The Youth Justice Blueprint 2024-2034 outlines the Government’s 10 year plan to reform the youth justice system.

The reform focuses on the rights of the child, rehabilitation and breaking the cycle of offending to improve outcomes for children, young people and their families, and keep the community safe.

The Blueprint was developed in collaboration with other agencies, young people and key stakeholders to ensure it is fit for purpose and nation leading in terms of outcomes for children and young people.
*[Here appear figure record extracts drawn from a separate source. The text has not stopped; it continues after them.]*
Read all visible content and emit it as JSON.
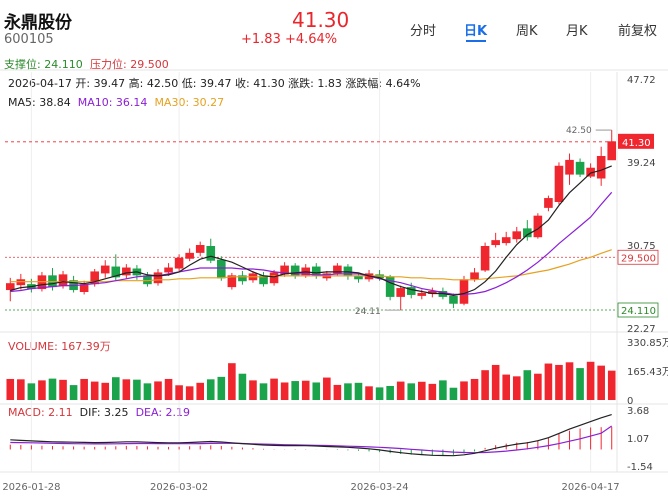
{
  "header": {
    "name": "永鼎股份",
    "code": "600105",
    "price": "41.30",
    "change": "+1.83 +4.64%",
    "support": "支撑位: 24.110",
    "pressure": "压力位: 29.500"
  },
  "tabs": [
    "分时",
    "日K",
    "周K",
    "月K",
    "前复权"
  ],
  "ohlc_line": "2026-04-17 开: 39.47 高: 42.50 低: 39.47 收: 41.30 涨跌: 1.83 涨跌幅: 4.64%",
  "ma_legend": [
    {
      "label": "MA5: 38.84",
      "color": "#222222"
    },
    {
      "label": "MA10: 36.14",
      "color": "#8b1fd6"
    },
    {
      "label": "MA30: 30.27",
      "color": "#e6a11f"
    }
  ],
  "volume_legend": "VOLUME: 167.39万",
  "macd_legend": [
    {
      "label": "MACD: 2.11",
      "color": "#d4373c"
    },
    {
      "label": "DIF: 3.25",
      "color": "#222222"
    },
    {
      "label": "DEA: 2.19",
      "color": "#8b1fd6"
    }
  ],
  "colors": {
    "up": "#f0262f",
    "down": "#1aa34a",
    "ma5": "#222222",
    "ma10": "#8b1fd6",
    "ma30": "#e6a11f",
    "accent": "#1a6fe8"
  },
  "chart_data": [
    {
      "type": "candlestick",
      "title": "",
      "ylim": [
        22.27,
        47.72
      ],
      "y_ticks": [
        "47.72",
        "39.24",
        "30.75",
        "22.27"
      ],
      "x_ticks": [
        "2026-01-28",
        "2026-03-02",
        "2026-03-24",
        "2026-04-17"
      ],
      "current_price_label": "41.30",
      "max_label": "42.50",
      "min_label": "24.11",
      "support_label": "24.110",
      "pressure_label": "29.500",
      "support": 24.11,
      "pressure": 29.5,
      "candles": [
        {
          "o": 26.2,
          "c": 26.8,
          "h": 27.4,
          "l": 25.0
        },
        {
          "o": 26.7,
          "c": 27.2,
          "h": 27.8,
          "l": 26.2
        },
        {
          "o": 26.7,
          "c": 26.3,
          "h": 27.3,
          "l": 25.9
        },
        {
          "o": 26.3,
          "c": 27.6,
          "h": 28.0,
          "l": 26.0
        },
        {
          "o": 27.6,
          "c": 26.5,
          "h": 28.4,
          "l": 26.1
        },
        {
          "o": 26.6,
          "c": 27.7,
          "h": 28.1,
          "l": 26.3
        },
        {
          "o": 27.1,
          "c": 26.2,
          "h": 27.6,
          "l": 25.9
        },
        {
          "o": 26.0,
          "c": 26.7,
          "h": 27.1,
          "l": 25.7
        },
        {
          "o": 26.8,
          "c": 28.0,
          "h": 28.3,
          "l": 26.5
        },
        {
          "o": 27.9,
          "c": 28.6,
          "h": 29.2,
          "l": 27.4
        },
        {
          "o": 28.5,
          "c": 27.5,
          "h": 29.8,
          "l": 27.1
        },
        {
          "o": 27.7,
          "c": 28.4,
          "h": 28.8,
          "l": 27.3
        },
        {
          "o": 28.3,
          "c": 27.7,
          "h": 28.7,
          "l": 27.2
        },
        {
          "o": 27.6,
          "c": 26.8,
          "h": 28.0,
          "l": 26.5
        },
        {
          "o": 26.9,
          "c": 27.9,
          "h": 28.3,
          "l": 26.6
        },
        {
          "o": 28.0,
          "c": 28.4,
          "h": 28.9,
          "l": 27.6
        },
        {
          "o": 28.4,
          "c": 29.4,
          "h": 29.8,
          "l": 28.1
        },
        {
          "o": 29.4,
          "c": 29.9,
          "h": 30.4,
          "l": 29.1
        },
        {
          "o": 30.0,
          "c": 30.7,
          "h": 31.1,
          "l": 29.6
        },
        {
          "o": 30.6,
          "c": 29.2,
          "h": 31.4,
          "l": 28.9
        },
        {
          "o": 29.2,
          "c": 27.4,
          "h": 29.6,
          "l": 27.1
        },
        {
          "o": 26.5,
          "c": 27.6,
          "h": 27.9,
          "l": 26.2
        },
        {
          "o": 27.6,
          "c": 27.1,
          "h": 28.1,
          "l": 26.7
        },
        {
          "o": 27.2,
          "c": 27.8,
          "h": 28.1,
          "l": 26.9
        },
        {
          "o": 27.6,
          "c": 26.8,
          "h": 28.0,
          "l": 26.5
        },
        {
          "o": 26.9,
          "c": 27.9,
          "h": 28.2,
          "l": 26.6
        },
        {
          "o": 27.8,
          "c": 28.6,
          "h": 29.0,
          "l": 27.5
        },
        {
          "o": 28.6,
          "c": 27.6,
          "h": 28.9,
          "l": 27.3
        },
        {
          "o": 27.7,
          "c": 28.4,
          "h": 28.8,
          "l": 27.4
        },
        {
          "o": 28.5,
          "c": 27.6,
          "h": 28.9,
          "l": 27.3
        },
        {
          "o": 27.4,
          "c": 27.8,
          "h": 28.1,
          "l": 27.1
        },
        {
          "o": 27.9,
          "c": 28.6,
          "h": 28.9,
          "l": 27.6
        },
        {
          "o": 28.5,
          "c": 27.6,
          "h": 28.8,
          "l": 27.2
        },
        {
          "o": 27.5,
          "c": 27.3,
          "h": 27.9,
          "l": 26.9
        },
        {
          "o": 27.3,
          "c": 27.8,
          "h": 28.2,
          "l": 27.0
        },
        {
          "o": 27.7,
          "c": 27.4,
          "h": 28.2,
          "l": 27.1
        },
        {
          "o": 27.5,
          "c": 25.5,
          "h": 27.7,
          "l": 25.1
        },
        {
          "o": 25.5,
          "c": 26.3,
          "h": 26.6,
          "l": 24.1
        },
        {
          "o": 26.4,
          "c": 25.7,
          "h": 26.9,
          "l": 25.3
        },
        {
          "o": 25.6,
          "c": 25.8,
          "h": 26.2,
          "l": 25.2
        },
        {
          "o": 25.8,
          "c": 26.0,
          "h": 26.4,
          "l": 25.4
        },
        {
          "o": 26.0,
          "c": 25.5,
          "h": 26.4,
          "l": 25.2
        },
        {
          "o": 25.5,
          "c": 24.8,
          "h": 25.8,
          "l": 24.3
        },
        {
          "o": 24.8,
          "c": 27.2,
          "h": 27.6,
          "l": 24.6
        },
        {
          "o": 27.3,
          "c": 27.9,
          "h": 28.4,
          "l": 27.0
        },
        {
          "o": 28.2,
          "c": 30.6,
          "h": 31.0,
          "l": 28.0
        },
        {
          "o": 30.8,
          "c": 31.2,
          "h": 32.0,
          "l": 30.5
        },
        {
          "o": 31.0,
          "c": 31.5,
          "h": 32.1,
          "l": 30.7
        },
        {
          "o": 31.4,
          "c": 32.1,
          "h": 32.6,
          "l": 31.0
        },
        {
          "o": 32.4,
          "c": 31.6,
          "h": 33.3,
          "l": 31.2
        },
        {
          "o": 31.6,
          "c": 33.7,
          "h": 34.0,
          "l": 31.4
        },
        {
          "o": 34.6,
          "c": 35.5,
          "h": 35.8,
          "l": 34.2
        },
        {
          "o": 35.2,
          "c": 38.8,
          "h": 39.2,
          "l": 34.9
        },
        {
          "o": 38.0,
          "c": 39.4,
          "h": 40.1,
          "l": 36.9
        },
        {
          "o": 39.2,
          "c": 38.0,
          "h": 39.6,
          "l": 37.7
        },
        {
          "o": 37.8,
          "c": 38.6,
          "h": 39.1,
          "l": 37.6
        },
        {
          "o": 37.6,
          "c": 39.8,
          "h": 40.8,
          "l": 36.8
        },
        {
          "o": 39.47,
          "c": 41.3,
          "h": 42.5,
          "l": 39.47
        }
      ],
      "ma5_series": [
        26.1,
        26.4,
        26.5,
        26.7,
        26.8,
        27.0,
        26.9,
        26.8,
        27.0,
        27.3,
        27.6,
        27.9,
        28.0,
        27.7,
        27.6,
        27.7,
        28.0,
        28.7,
        29.3,
        29.6,
        29.3,
        29.0,
        28.5,
        28.0,
        27.6,
        27.5,
        27.8,
        27.9,
        28.0,
        27.9,
        28.0,
        28.0,
        28.0,
        27.9,
        27.6,
        27.4,
        26.9,
        26.5,
        26.2,
        26.0,
        25.8,
        25.8,
        25.6,
        25.8,
        26.2,
        27.0,
        28.1,
        29.5,
        30.8,
        31.8,
        32.4,
        33.3,
        34.8,
        36.1,
        37.1,
        38.1,
        38.4,
        38.84
      ],
      "ma10_series": [
        26.0,
        26.1,
        26.3,
        26.4,
        26.5,
        26.6,
        26.6,
        26.7,
        26.8,
        26.9,
        27.1,
        27.3,
        27.5,
        27.6,
        27.6,
        27.8,
        28.0,
        28.2,
        28.4,
        28.4,
        28.4,
        28.4,
        28.3,
        28.3,
        28.2,
        28.0,
        27.9,
        27.8,
        27.8,
        27.7,
        27.7,
        27.8,
        27.8,
        27.8,
        27.6,
        27.3,
        27.1,
        26.9,
        26.6,
        26.3,
        26.1,
        25.9,
        25.7,
        25.7,
        25.8,
        26.0,
        26.4,
        26.9,
        27.5,
        28.2,
        29.0,
        29.9,
        30.9,
        31.8,
        32.7,
        33.6,
        34.9,
        36.14
      ],
      "ma30_series": [
        27.0,
        27.0,
        27.0,
        27.0,
        27.0,
        27.0,
        27.0,
        27.0,
        27.0,
        27.0,
        27.1,
        27.1,
        27.1,
        27.1,
        27.2,
        27.2,
        27.3,
        27.3,
        27.4,
        27.4,
        27.4,
        27.5,
        27.5,
        27.5,
        27.5,
        27.6,
        27.6,
        27.6,
        27.6,
        27.6,
        27.6,
        27.6,
        27.6,
        27.6,
        27.6,
        27.6,
        27.5,
        27.5,
        27.4,
        27.4,
        27.3,
        27.3,
        27.2,
        27.2,
        27.2,
        27.3,
        27.4,
        27.5,
        27.6,
        27.8,
        28.0,
        28.2,
        28.5,
        28.8,
        29.2,
        29.5,
        29.9,
        30.27
      ]
    },
    {
      "type": "bar",
      "title": "",
      "y_ticks": [
        "330.85万",
        "165.43万",
        "0"
      ],
      "ylim": [
        0,
        330.85
      ],
      "unit": "万",
      "values": [
        120,
        118,
        95,
        112,
        122,
        115,
        85,
        120,
        105,
        98,
        130,
        118,
        116,
        95,
        106,
        120,
        84,
        78,
        98,
        118,
        132,
        210,
        150,
        112,
        95,
        122,
        100,
        108,
        110,
        100,
        128,
        86,
        95,
        98,
        78,
        72,
        80,
        105,
        95,
        104,
        92,
        112,
        70,
        106,
        120,
        170,
        200,
        145,
        135,
        170,
        150,
        208,
        200,
        215,
        182,
        218,
        196,
        167.39
      ]
    },
    {
      "type": "bar",
      "title": "",
      "y_ticks": [
        "3.68",
        "1.07",
        "-1.54"
      ],
      "ylim": [
        -1.54,
        3.68
      ],
      "macd_values": [
        0.45,
        0.42,
        0.38,
        0.35,
        0.32,
        0.3,
        0.28,
        0.26,
        0.24,
        0.26,
        0.3,
        0.34,
        0.33,
        0.29,
        0.26,
        0.24,
        0.25,
        0.3,
        0.35,
        0.38,
        0.33,
        0.25,
        0.18,
        0.12,
        0.06,
        0.03,
        0.02,
        0.04,
        0.03,
        0.01,
        -0.02,
        -0.05,
        -0.08,
        -0.12,
        -0.18,
        -0.25,
        -0.35,
        -0.42,
        -0.48,
        -0.52,
        -0.54,
        -0.52,
        -0.5,
        -0.38,
        -0.18,
        0.15,
        0.4,
        0.55,
        0.65,
        0.7,
        0.85,
        1.1,
        1.45,
        1.75,
        1.95,
        2.05,
        2.08,
        2.11
      ],
      "dif_series": [
        0.9,
        0.85,
        0.8,
        0.75,
        0.72,
        0.7,
        0.68,
        0.66,
        0.64,
        0.65,
        0.68,
        0.72,
        0.72,
        0.68,
        0.64,
        0.62,
        0.62,
        0.65,
        0.7,
        0.74,
        0.7,
        0.62,
        0.55,
        0.48,
        0.42,
        0.38,
        0.36,
        0.36,
        0.35,
        0.32,
        0.28,
        0.24,
        0.2,
        0.14,
        0.06,
        -0.04,
        -0.18,
        -0.3,
        -0.4,
        -0.48,
        -0.54,
        -0.56,
        -0.58,
        -0.5,
        -0.36,
        -0.12,
        0.12,
        0.32,
        0.5,
        0.62,
        0.82,
        1.1,
        1.5,
        1.9,
        2.25,
        2.6,
        2.95,
        3.25
      ],
      "dea_series": [
        0.65,
        0.64,
        0.62,
        0.6,
        0.58,
        0.56,
        0.54,
        0.53,
        0.52,
        0.52,
        0.53,
        0.55,
        0.56,
        0.56,
        0.55,
        0.54,
        0.54,
        0.54,
        0.55,
        0.57,
        0.58,
        0.58,
        0.56,
        0.53,
        0.5,
        0.47,
        0.45,
        0.43,
        0.41,
        0.39,
        0.37,
        0.34,
        0.31,
        0.28,
        0.24,
        0.2,
        0.15,
        0.09,
        0.02,
        -0.05,
        -0.12,
        -0.18,
        -0.24,
        -0.28,
        -0.3,
        -0.28,
        -0.23,
        -0.15,
        -0.05,
        0.06,
        0.2,
        0.36,
        0.55,
        0.77,
        1.0,
        1.25,
        1.52,
        2.19
      ]
    }
  ]
}
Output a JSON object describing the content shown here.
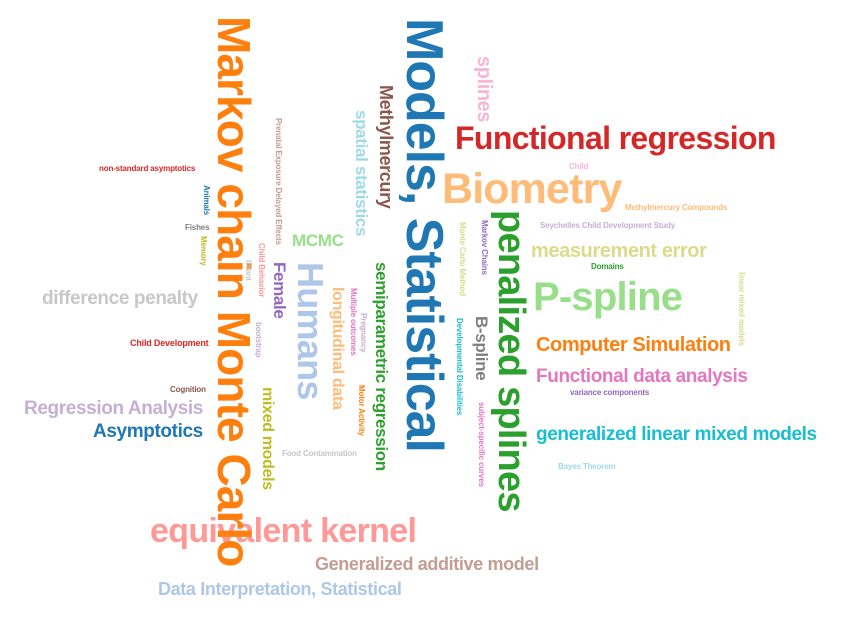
{
  "words": [
    {
      "text": "Models, Statistical",
      "color": "#1f77b4"
    },
    {
      "text": "Markov chain Monte Carlo",
      "color": "#ff7f0e"
    },
    {
      "text": "Functional regression",
      "color": "#d62728"
    },
    {
      "text": "Biometry",
      "color": "#ffbb78"
    },
    {
      "text": "penalized splines",
      "color": "#2ca02c"
    },
    {
      "text": "P-spline",
      "color": "#98df8a"
    },
    {
      "text": "Humans",
      "color": "#aec7e8"
    },
    {
      "text": "equivalent kernel",
      "color": "#ff9896"
    },
    {
      "text": "splines",
      "color": "#f7b6d2"
    },
    {
      "text": "Methylmercury",
      "color": "#8c564b"
    },
    {
      "text": "spatial statistics",
      "color": "#9edae5"
    },
    {
      "text": "semiparametric regression",
      "color": "#2ca02c"
    },
    {
      "text": "longitudinal data",
      "color": "#ffbb78"
    },
    {
      "text": "Female",
      "color": "#9467bd"
    },
    {
      "text": "MCMC",
      "color": "#98df8a"
    },
    {
      "text": "mixed models",
      "color": "#bcbd22"
    },
    {
      "text": "B-spline",
      "color": "#7f7f7f"
    },
    {
      "text": "measurement error",
      "color": "#dbdb8d"
    },
    {
      "text": "Computer Simulation",
      "color": "#ff7f0e"
    },
    {
      "text": "Functional data analysis",
      "color": "#e377c2"
    },
    {
      "text": "generalized linear mixed models",
      "color": "#17becf"
    },
    {
      "text": "difference penalty",
      "color": "#c7c7c7"
    },
    {
      "text": "Regression Analysis",
      "color": "#c5b0d5"
    },
    {
      "text": "Asymptotics",
      "color": "#1f77b4"
    },
    {
      "text": "Generalized additive model",
      "color": "#c49c94"
    },
    {
      "text": "Data Interpretation, Statistical",
      "color": "#aec7e8"
    },
    {
      "text": "Child Development",
      "color": "#d62728"
    },
    {
      "text": "non-standard asymptotics",
      "color": "#d62728"
    },
    {
      "text": "Cognition",
      "color": "#8c564b"
    },
    {
      "text": "Food Contamination",
      "color": "#c7c7c7"
    },
    {
      "text": "Child",
      "color": "#f7b6d2"
    },
    {
      "text": "Methylmercury Compounds",
      "color": "#ffbb78"
    },
    {
      "text": "Seychelles Child Development Study",
      "color": "#c5b0d5"
    },
    {
      "text": "Domains",
      "color": "#2ca02c"
    },
    {
      "text": "variance components",
      "color": "#9467bd"
    },
    {
      "text": "Bayes Theorem",
      "color": "#9edae5"
    },
    {
      "text": "linear mixed models",
      "color": "#dbdb8d"
    },
    {
      "text": "Markov Chains",
      "color": "#9467bd"
    },
    {
      "text": "Monte Carlo Method",
      "color": "#dbdb8d"
    },
    {
      "text": "Developmental Disabilities",
      "color": "#17becf"
    },
    {
      "text": "subject-specific curves",
      "color": "#e377c2"
    },
    {
      "text": "Prenatal Exposure Delayed Effects",
      "color": "#c49c94"
    },
    {
      "text": "Animals",
      "color": "#1f77b4"
    },
    {
      "text": "Fishes",
      "color": "#7f7f7f"
    },
    {
      "text": "Memory",
      "color": "#bcbd22"
    },
    {
      "text": "Child Behavior",
      "color": "#ff9896"
    },
    {
      "text": "Infant",
      "color": "#c7c7c7"
    },
    {
      "text": "bootstrap",
      "color": "#c5b0d5"
    },
    {
      "text": "Multiple outcomes",
      "color": "#e377c2"
    },
    {
      "text": "Pregnancy",
      "color": "#c5b0d5"
    },
    {
      "text": "Motor Activity",
      "color": "#ff7f0e"
    }
  ]
}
It aligns with the recommendations from the Commission of Inquiry into the Tasmanian Government’s Responses to Child Sexual Abuse in Institutional Settings.

To support our Youth Justice Reform, including the closure of Ashley Youth Detention Centre, the Department for Education, Children and Young People will develop a series of action plans over ten years outlining priority actions and key milestones that will be undertaken to deliver the reforms.

Children and young people who are at risk of, or are already engaged in offending are often vulnerable and have a range of needs that require responses across multiple service systems. This requires working collaboratively across the whole of government and community to establish better connections for vulnerable children and young people, their families, and services.

The Blueprint commits to actively partnering with Aboriginal organisations and families to support Aboriginal children and young people in a culturally appropriate way to reduce their over-representation in the youth justice system.

Over time, these actions will result in a system that supports early intervention and diverts children and young people away from the statutory youth justice system.

As part of the Government’s commitment to close Ashley, we are working to deliver a new fit-for-purpose secure therapeutic facility, with the preferred site located in Pontville, as well as new assisted bail and supported accommodation.

In addition to the new facility and establishing a new model of care and diversionary services, we will review the Youth Justice Act 1997.

To ensure the safety and wellbeing of children and young people at Ashley until its closure, we are responding now to the findings and recommendations of the Commission of Inquiry.

We are continuing to work on a series of actions, including increasing safety and security in the Centre, recruiting additional staff, supporting existing staff and ensuring they have the skills and expertise to deliver a therapeutic service model, in addition to implementing practice improvements.